During Second Reading of the Care Bill, the Minister said in his winding-up speech:
“The noble Baroness asked why there was no requirement for equivalent services when somebody moves”.—[Official Report, 21/5/13; col. 829.]
Let me put the record straight. Neither I nor my Private Member’s Bill expect the second authority to offer the same service. That is a total misunderstanding. My clear intention, as reflected in my Bill, is that the second authority should enable the individual to have the same end result—what the Bill describes in Clauses 9 and 10 as,
“the outcomes that the adult wishes to achieve in day-to-day life”.
Amendment 92ZZAE makes this clear by referring back to those provisions. For example, it might mean taking your children to school but not by taxi if an accessible bus service is available, or having opportunities to keep fit or enjoy leisure activities but not by the same means.

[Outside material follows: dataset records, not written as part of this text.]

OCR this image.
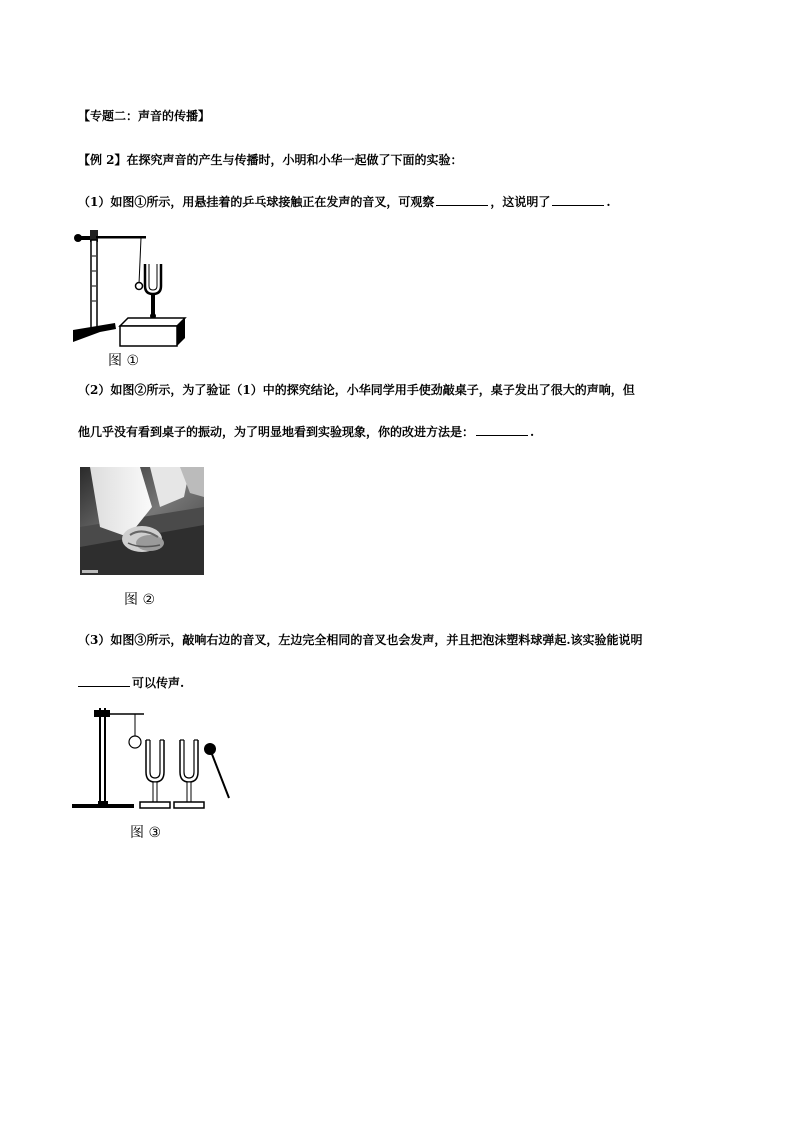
【专题二：声音的传播】
【例 2】在探究声音的产生与传播时，小明和小华一起做了下面的实验：
（1）如图①所示，用悬挂着的乒乓球接触正在发声的音叉，可观察	，这说明了	.
图 ①
（2）如图②所示，为了验证（1）中的探究结论，小华同学用手使劲敲桌子，桌子发出了很大的声响，但
他几乎没有看到桌子的振动，为了明显地看到实验现象，你的改进方法是：	.
图 ②
（3）如图③所示，敲响右边的音叉，左边完全相同的音叉也会发声，并且把泡沫塑料球弹起.该实验能说明
可以传声.
图 ③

When I talk about outcomes, I am talking about ordinary day-to-day activities. However, without genuine continuity of care, they stop altogether. For example, I received a letter from a young woman who moved to her neighbouring authority. The new authority honoured the existing plan, providing homecare assistance three times a day, but it refused to offer this at times which would fit in with her office breaks and childcare pick-ups, so she could not use the toilet or collect her children—same assessment needs; totally different outcomes.
I turn to my final amendment, Amendment 92ZZAF. It is clearly intended that the process of putting in place care and support should be completed by the day of the person’s move. Clause 37(1) states that, if this has not happened, the second authority must
meet the same needs that the first authority has been meeting. Clause 37(6) says that from the day of the move the first authority has no more responsibility. However, as my earlier example showed, that does not provide any safety net if the second authority does not comply with its duty or it delays in doing so. The Local Government Ombudsman told the Joint Committee on the draft Care and Support Bill that failures may occur, which could have a major impact on the provision of care and the person’s experience. As noble Lords will know, the process of assessment and care planning can be arduous and lengthy. It would be far better for the first authority, which has the relevant experience, to continue to meet the person’s needs if the second authority is not ready to do so by the day of the move. That should continue until the second authority has put its own arrangements in place. It is too risky to assume that nothing will go wrong. Dave Morris’s story gives the lie to that.
If the first authority has to step in, it should of course be refunded by the second authority. That would provide an incentive for the second authority to act without delay. My Amendment 92ZZAF provides for this. This is the position under my Bill and the Joint Committee recommended a similar provision.
I genuinely congratulate the Government on this first attempt to secure social care portability, but as yet it is not deliverable. I have done my homework and have consulted local authorities and service users on this issue for nearly five years. Please let us honour Dave Morris’s memory by getting continuity of care just right. I beg to move.